What do these companies have in common? Clearly it isn't industry, structure or size. And while they are all publicly traded companies, that isn't their only similarity.

None of these organizations provides earnings estimates to analysts or other outsiders. Some have followed this policy for years, and others made the decision recently. Each had its own reasons for discontinuing the long-standing practice among publicly traded companies of providing earnings guidance to outsiders. Some have cited concerns over the regulatory environment; others have raised questions about how such guidance influences senior management's commitment to financial reporting. Still others believe that they are attempting to refocus management on the achievement of long-term goals rather than short-term results and stock prices.

Providing earnings estimates is an important area for discussion as investors may punish companies that fail to meet such estimates. In addition, investigators charged with understanding the corporate failures of the past two years have raised concerns about the preoccupation with meeting expectations among senior management at many companies.

On the other side of the debate, some doubt that stock volatility will be reduced by a trend to eliminate earnings estimates. Investors may continue to react sharply to earnings that reflect significant fluctuations. Some analysts and investors have also questioned the motives of certain companies that recently decided to eliminate or significantly scale back forward-looking information. Global economic uncertainty has hurt the operating results of many public companies, making it difficult to meet earnings estimates provided even six to eight months prior to the release of the actual results.

Deloitte's Point of View

Ideally, the earnings news release should be issued simultaneously with the release and filing of the financial statements and MD&A.

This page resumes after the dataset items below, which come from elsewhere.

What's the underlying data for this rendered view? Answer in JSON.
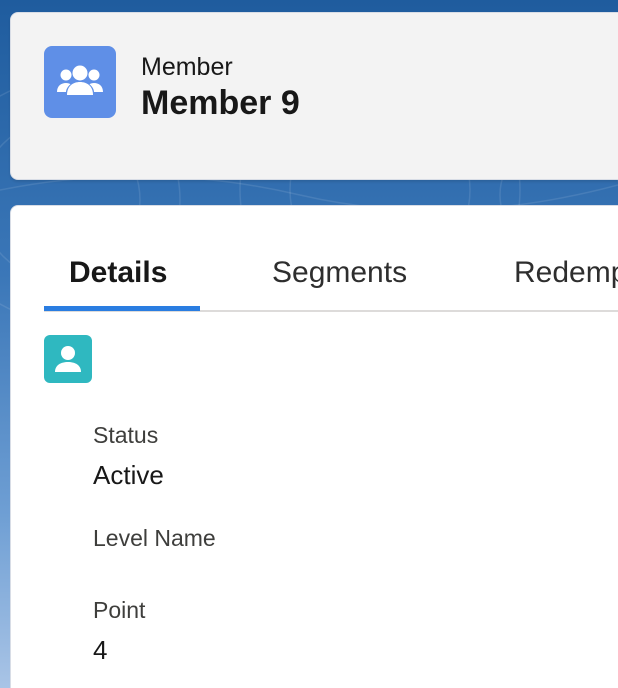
{
  "header": {
    "object_type": "Member",
    "record_name": "Member 9",
    "icon": "people-group-icon"
  },
  "tabs": [
    {
      "label": "Details",
      "active": true
    },
    {
      "label": "Segments",
      "active": false
    },
    {
      "label": "Redemp",
      "active": false
    }
  ],
  "record_icon": "person-icon",
  "fields": {
    "status": {
      "label": "Status",
      "value": "Active"
    },
    "level_name": {
      "label": "Level Name",
      "value": ""
    },
    "point": {
      "label": "Point",
      "value": "4"
    }
  },
  "colors": {
    "header_icon_bg": "#5f8fe7",
    "record_icon_bg": "#2fb8c0",
    "active_tab_underline": "#2a7de1"
  }
}
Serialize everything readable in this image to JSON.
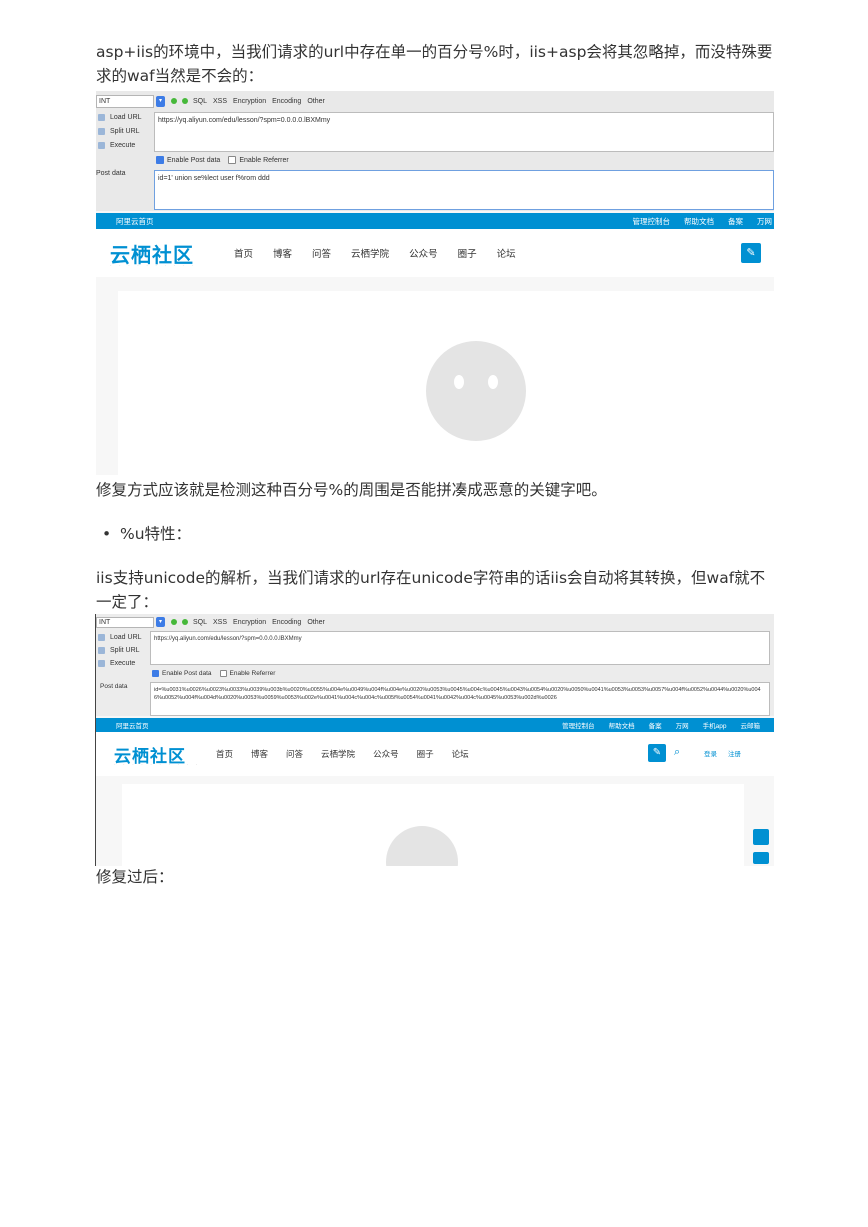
{
  "paragraphs": {
    "p1": "asp+iis的环境中，当我们请求的url中存在单一的百分号%时，iis+asp会将其忽略掉，而没特殊要求的waf当然是不会的：",
    "p2": "修复方式应该就是检测这种百分号%的周围是否能拼凑成恶意的关键字吧。",
    "bullet": "%u特性：",
    "p3": "iis支持unicode的解析，当我们请求的url存在unicode字符串的话iis会自动将其转换，但waf就不一定了：",
    "p4": "修复过后："
  },
  "shot1": {
    "select_value": "INT",
    "menus": [
      "SQL",
      "XSS",
      "Encryption",
      "Encoding",
      "Other"
    ],
    "side_buttons": [
      "Load URL",
      "Split URL",
      "Execute"
    ],
    "url": "https://yq.aliyun.com/edu/lesson/?spm=0.0.0.0.lBXMmy",
    "enable_post": "Enable Post data",
    "enable_referrer": "Enable Referrer",
    "post_label": "Post data",
    "post_value": "id=1' union se%lect user f%rom ddd",
    "topbar_left": "阿里云首页",
    "topbar_right": [
      "管理控制台",
      "帮助文档",
      "备案",
      "万网"
    ],
    "logo": "云栖社区",
    "nav": [
      "首页",
      "博客",
      "问答",
      "云栖学院",
      "公众号",
      "圈子",
      "论坛"
    ]
  },
  "shot2": {
    "select_value": "INT",
    "menus": [
      "SQL",
      "XSS",
      "Encryption",
      "Encoding",
      "Other"
    ],
    "side_buttons": [
      "Load URL",
      "Split URL",
      "Execute"
    ],
    "url": "https://yq.aliyun.com/edu/lesson/?spm=0.0.0.0.lBXMmy",
    "enable_post": "Enable Post data",
    "enable_referrer": "Enable Referrer",
    "post_label": "Post data",
    "post_value": "id=%u0031%u0026%u0023%u0033%u0039%u003b%u0020%u0055%u004e%u0049%u004f%u004e%u0020%u0053%u0045%u004c%u0045%u0043%u0054%u0020%u0050%u0041%u0053%u0053%u0057%u004f%u0052%u0044%u0020%u0046%u0052%u004f%u004d%u0020%u0053%u0059%u0053%u002e%u0041%u004c%u004c%u005f%u0054%u0041%u0042%u004c%u0045%u0053%u002d%u0026",
    "topbar_left": "阿里云首页",
    "topbar_right": [
      "管理控制台",
      "帮助文档",
      "备案",
      "万网",
      "手机app",
      "云邮箱"
    ],
    "logo": "云栖社区",
    "nav": [
      "首页",
      "博客",
      "问答",
      "云栖学院",
      "公众号",
      "圈子",
      "论坛"
    ],
    "login": "登录",
    "register": "注册"
  },
  "colors": {
    "brand_blue": "#0090d2",
    "hackbar_bg": "#e9e9e9"
  }
}
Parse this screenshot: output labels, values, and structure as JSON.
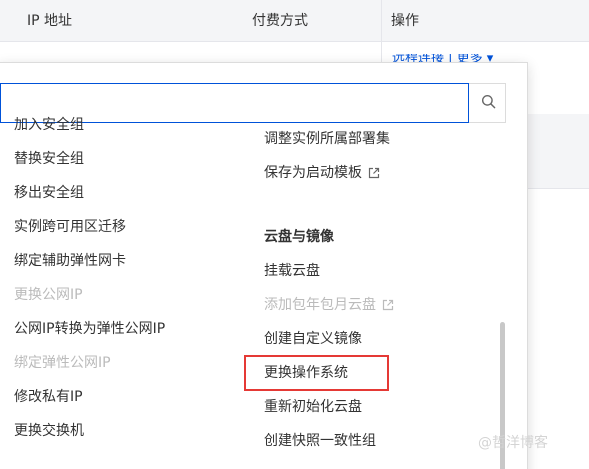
{
  "table": {
    "headers": [
      "IP 地址",
      "付费方式",
      "操作"
    ],
    "partial_link": "远程连接 | 更多 ▾"
  },
  "search": {
    "value": "",
    "placeholder": ""
  },
  "menu": {
    "left": [
      {
        "label": "加入安全组",
        "disabled": false
      },
      {
        "label": "替换安全组",
        "disabled": false
      },
      {
        "label": "移出安全组",
        "disabled": false
      },
      {
        "label": "实例跨可用区迁移",
        "disabled": false
      },
      {
        "label": "绑定辅助弹性网卡",
        "disabled": false
      },
      {
        "label": "更换公网IP",
        "disabled": true
      },
      {
        "label": "公网IP转换为弹性公网IP",
        "disabled": false
      },
      {
        "label": "绑定弹性公网IP",
        "disabled": true
      },
      {
        "label": "修改私有IP",
        "disabled": false
      },
      {
        "label": "更换交换机",
        "disabled": false
      }
    ],
    "right": [
      {
        "label": "调整实例所属部署集",
        "disabled": false
      },
      {
        "label": "保存为启动模板",
        "disabled": false,
        "external": true
      },
      {
        "label": "云盘与镜像",
        "group": true
      },
      {
        "label": "挂载云盘",
        "disabled": false
      },
      {
        "label": "添加包年包月云盘",
        "disabled": true,
        "external": true
      },
      {
        "label": "创建自定义镜像",
        "disabled": false
      },
      {
        "label": "更换操作系统",
        "disabled": false,
        "highlighted": true
      },
      {
        "label": "重新初始化云盘",
        "disabled": false
      },
      {
        "label": "创建快照一致性组",
        "disabled": false
      }
    ]
  },
  "watermark": "@哲洋博客",
  "colors": {
    "accent": "#0052d9",
    "highlight": "#e53935",
    "disabled_text": "#bbbbbb",
    "text": "#333333"
  },
  "icons": {
    "search": "search-icon",
    "external": "external-link-icon"
  }
}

When this is not the case, some challenging issues arise. The audit committee may be in a difficult position if a company issues a preliminary earnings release prior to the audit committee’s review of the financial statements and MD&A. In these circumstances, the earnings news release should clearly state that all financial information contained in the release is preliminary, unaudited and, therefore, subject to change. When the audit committee actually reviews the final financial statements and MD&A, it must take care also to review the previously-issued earnings release. If the earnings release has not adequately or appropriately reflected the financial statements and MD&A, then another earnings release must be issued.

We do not agree with the practice of issuing a preliminary earnings release, except under exceptional circumstances. In our view, the earnings news release should only be issued when the financial statements and MD&A have been finalized, the work of the external auditor is complete, and the information is ready for filing with the appropriate regulatory authorities.

In reviewing the earnings news release, the audit committee must balance its "due diligence" responsibilities with the natural desire of its members to impose their personal preferences on the way information is expressed. If the audit committee has been diligent in reviewing the financial statements and the MD&A, then its review of the news release should focus on whether or not it is consistent with the financial statements and the MD&A and whether or not it contains the appropriate message to the investment community.

The Kerr v. Danier Leather decision is of great importance to issuers and their officers and directors, both in its direct impact on the scope of statutory civil liability for prospectus misrepresentation, and on the guidance or direction it may provide in relation to the new regime for statutory civil liability for secondary market disclosures, in effect in Ontario as of January 1, 2006.

In reviewing the earnings news release, the audit committee should satisfy itself that the release:

  • highlights the important messages, both good and bad;
  • expresses the same facts that are presented in the financial statements and MD&A in a manner consistent with their presentation in the financial statements and MD&A; and
  • expresses conclusions about the reported financial performance and financial condition that are consistent with those that could be derived from reading the financial statements and MD&A.